Historically, April is a special month for Ukraine. Liberation Day, celebrated on April 10, marked the day Odessa was liberated from the Nazis in 1944. And although tense times are upon us, we make a point to celebrate this joyous day.
As the global community knows, following the annexation of the Crimea, pro-Russian protests and activities intensified in the eastern parts of Ukraine. There has been an upsurge in violence in these areas following the occupation of administrative buildings and other important centers in Donetsk and other cities in Eastern Ukraine. Luckily, Odessa remains relatively calm; however there have been acts of anti-Semitism.
A couple of weeks ago, anti-Semitic graffiti appeared on a Holocaust memorial, tombstones located in a Jewish cemetery and on homes. The head Rabbi of Odessa, Abraham Wolf, responded to this event saying,
“Everything that has happened we perceive with indignation, and we believe that these actions are aimed not only at the aggravation of interethnic relations, but at the creation of a negative image of everything happening in the country. We have repeatedly stated that the citizenship of Jews, as well as every citizen of Ukraine, is determined by their personal choice and not nationality. Whoever it was at this time, he achieved the opposite goals. Numerous words of support come from different people to our community. We thank them for their support and the manifestation of brotherly love to our community. We do not know the masterminds and perpetrators of these abominations. We do not conduct investigations and are confident that the professionals have to do it. And we hope that these people will be found and punished. And the Almighty bless all those who want peace and understanding.”
Along with his statement, Rabbi Wolf, together with the commander of the Ukrainian People’s Self-Defense (UPDF), Colonel Valery Zagorodnii painted over the graffiti as a sign of their support and loyalty to minorities in Ukraine. It was an incredible sign of solidarity.
The Rabbi’s sentiment is shared by the Jewish community of Odessa, who are praying for peace in our country. Young professionals in Odessa organized The Manifest Of Peace, which supports our beautiful city by hosting cultural events and strives to build a united Ukraine.

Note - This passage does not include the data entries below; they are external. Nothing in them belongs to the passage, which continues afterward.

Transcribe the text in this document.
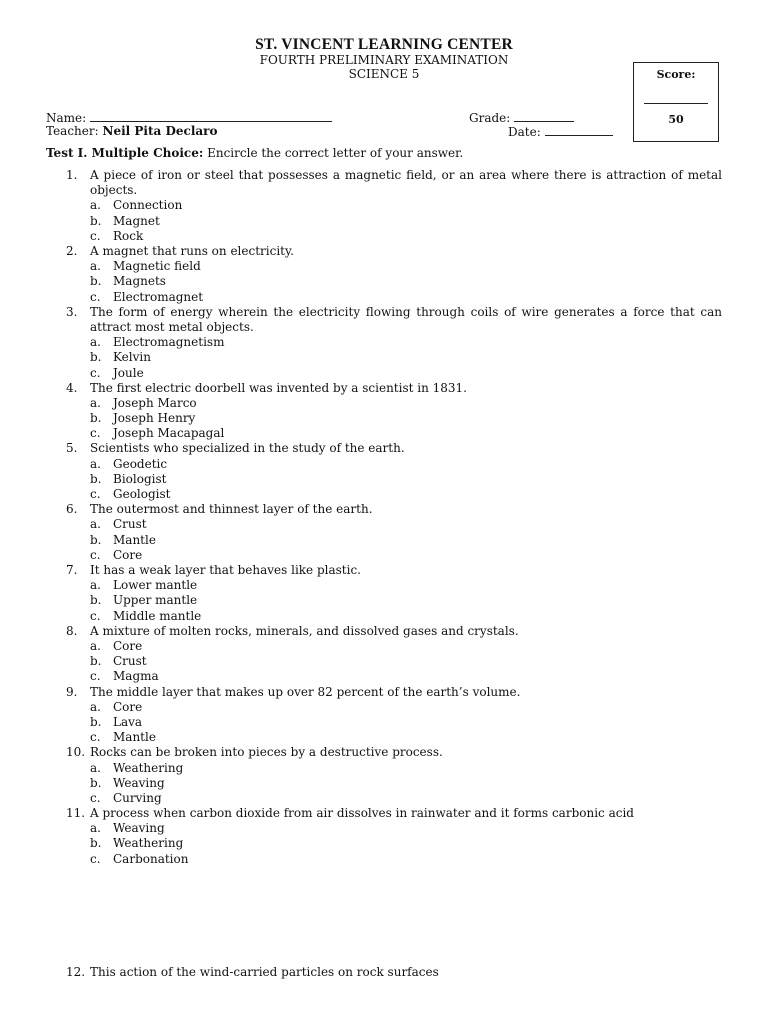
ST. VINCENT LEARNING CENTER
FOURTH PRELIMINARY EXAMINATION
SCIENCE 5	Score:
50
Name:	Grade:
Teacher: Neil Pita Declaro	Date:
Test I. Multiple Choice: Encircle the correct letter of your answer.
1. A piece of iron or steel that possesses a magnetic field, or an area where there is attraction of metal objects.
a. Connection
b. Magnet
c. Rock
2. A magnet that runs on electricity.
a. Magnetic field
b. Magnets
c. Electromagnet
3. The form of energy wherein the electricity flowing through coils of wire generates a force that can attract most metal objects.
a. Electromagnetism
b. Kelvin
c. Joule
4. The first electric doorbell was invented by a scientist in 1831.
a. Joseph Marco
b. Joseph Henry
c. Joseph Macapagal
5. Scientists who specialized in the study of the earth.
a. Geodetic
b. Biologist
c. Geologist
6. The outermost and thinnest layer of the earth.
a. Crust
b. Mantle
c. Core
7. It has a weak layer that behaves like plastic.
a. Lower mantle
b. Upper mantle
c. Middle mantle
8. A mixture of molten rocks, minerals, and dissolved gases and crystals.
a. Core
b. Crust
c. Magma
9. The middle layer that makes up over 82 percent of the earth’s volume.
a. Core
b. Lava
c. Mantle
10. Rocks can be broken into pieces by a destructive process.
a. Weathering
b. Weaving
c. Curving
11. A process when carbon dioxide from air dissolves in rainwater and it forms carbonic acid
a. Weaving
b. Weathering
c. Carbonation
12. This action of the wind-carried particles on rock surfaces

With the celebration of Odessa Liberation Day, as well as the Passover holiday, the residents of Odessa are living their normal lives, but are also constantly monitoring the situation in the country. Passover distracted the Jewish community from the tension with joyous sederim and community events. The Jews of Odessa gladly remembered the story of exodus from Egypt, and hoped that we too can emerge from this challenging situation.